[Lighthouse shot: Merlin. Sharp.]
Saturday, September 28, 2013
300
[And number 300 is. . . not this Eurasian Wigeon at Cape May Point State Park, even if I thought it was. . . all photos in this post are from Saturday, September 28 in the Cape May, area, click to enlarge.]
The number 300 has a certain significance to NJ birders who play the listing game, or even who just try to bird a lot and keep track of what they see. I'm in the latter camp, with eBird doing the job of keeping track of annual list totals for me and everyone else who eBirds. 300 is the unofficial NJ par for a year of birding, a milestone to try for.

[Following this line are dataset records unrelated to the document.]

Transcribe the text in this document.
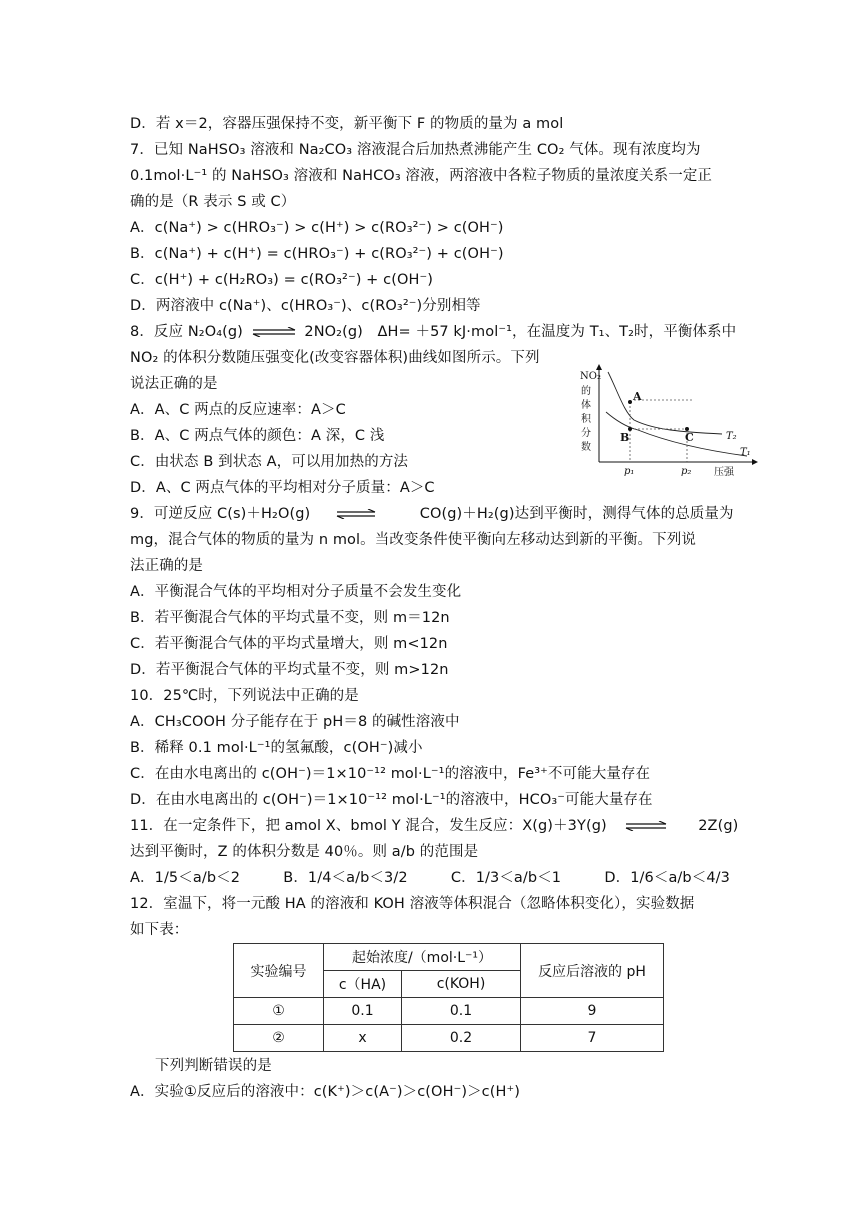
D．若 x＝2，容器压强保持不变，新平衡下 F 的物质的量为 a mol
7．已知 NaHSO₃ 溶液和 Na₂CO₃ 溶液混合后加热煮沸能产生 CO₂ 气体。现有浓度均为
0.1mol·L⁻¹ 的 NaHSO₃ 溶液和 NaHCO₃ 溶液，两溶液中各粒子物质的量浓度关系一定正
确的是（R 表示 S 或 C）
A．c(Na⁺) > c(HRO₃⁻) > c(H⁺) > c(RO₃²⁻) > c(OH⁻)
B．c(Na⁺) + c(H⁺) = c(HRO₃⁻) + c(RO₃²⁻) + c(OH⁻)
C．c(H⁺) + c(H₂RO₃) = c(RO₃²⁻) + c(OH⁻)
D．两溶液中 c(Na⁺)、c(HRO₃⁻)、c(RO₃²⁻)分别相等
8．反应 N₂O₄(g) ⇌ 2NO₂(g)　ΔH= ＋57 kJ·mol⁻¹，在温度为 T₁、T₂时，平衡体系中
NO₂ 的体积分数随压强变化(改变容器体积)曲线如图所示。下列
说法正确的是
A．A、C 两点的反应速率：A＞C
B．A、C 两点气体的颜色：A 深，C 浅
C．由状态 B 到状态 A，可以用加热的方法
D．A、C 两点气体的平均相对分子质量：A＞C
NO₂
的
体
积
分
数
A
B	C	T₂
T₁
p₁	p₂ 压强
9．可逆反应 C(s)＋H₂O(g)	CO(g)＋H₂(g)达到平衡时，测得气体的总质量为
mg，混合气体的物质的量为 n mol。当改变条件使平衡向左移动达到新的平衡。下列说
法正确的是
A．平衡混合气体的平均相对分子质量不会发生变化
B．若平衡混合气体的平均式量不变，则 m＝12n
C．若平衡混合气体的平均式量增大，则 m<12n
D．若平衡混合气体的平均式量不变，则 m>12n
10．25℃时，下列说法中正确的是
A．CH₃COOH 分子能存在于 pH＝8 的碱性溶液中
B．稀释 0.1 mol·L⁻¹的氢氟酸，c(OH⁻)减小
C．在由水电离出的 c(OH⁻)＝1×10⁻¹² mol·L⁻¹的溶液中，Fe³⁺不可能大量存在
D．在由水电离出的 c(OH⁻)＝1×10⁻¹² mol·L⁻¹的溶液中，HCO₃⁻可能大量存在
11．在一定条件下，把 amol X、bmol Y 混合，发生反应：X(g)＋3Y(g)	2Z(g)
达到平衡时，Z 的体积分数是 40％。则 a/b 的范围是
A．1/5＜a/b＜2	B．1/4＜a/b＜3/2	C．1/3＜a/b＜1	D．1/6＜a/b＜4/3
12．室温下，将一元酸 HA 的溶液和 KOH 溶液等体积混合（忽略体积变化），实验数据
如下表：
实验编号	起始浓度/（mol·L⁻¹）		反应后溶液的 pH
	c（HA)	c(KOH)	
①	0.1	0.1	9
②	x	0.2	7
下列判断错误的是
A．实验①反应后的溶液中：c(K⁺)＞c(A⁻)＞c(OH⁻)＞c(H⁺)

Although the NJ state list stands at 468, and something like 350-375 or more species occur in any given year, 300 for a birder who isn't going nuts is a fine total.
After a couple years of less birding than I'd like, and less birds, this year I set out with the vague objective of doing what I've been calling a not-big-year big year. I wasn't going to go crazy and chase down every rarity, but I was going to bird as much as reasonably possible, mainly with the idea of "keeping the knife sharp." If you don't bird a lot, your skills start slipping, and I knew mine were, and I decided to do something about it. A big list and big skill are not the same thing, so mainly I've been trying to find birds on my own, and study them like I'm seeing them for the first time. And hearing them, too - I've particularly felt that cutting-edge of birding, flight calls, slipping from memory banks occupied by things non-bird.
If I had a number goal, it was/is 300 species in NJ, and it happens I'm sitting at 299. And I'll be damned if I remember it, shamefully, but apparently I saw a Eurasian Wigeon back in April and eBirded it, so the drake EUWI that appeared in Cape May Point this week was not, in fact, number 300. This morning I probed Higbee Beach for a Lincoln's Sparrow, listening hard for a Swamp Sparrow-like buzz of a flight call when there aren't many Swamp Sparrows around yet, listening hard for the sharp chip. Nope. So I'm still at 299. . . 300 will come, I presume, eventually. In the meantime, keep on birding, and photographing, going for the "lighthouse shot" on raptors and others at Cape May Point, taking time with a confiding Carolina Wren, and otherwise sharpening the knife. The number 300 will not make the knife sharper, but the birds will.
[Lighthouse shot: Cooper's Hawk. Rounded.]
[Lighthouse shot: Merlin. Sharp.]
[Closer view of a Merlin.]
[Thrashers were among the more evident birds at Higbee Beach WMA this morning.]
[Point blank Carolina Wren. Try getting a view like this on purpose, and you'll likely be frustrated, but this one came as a gift.]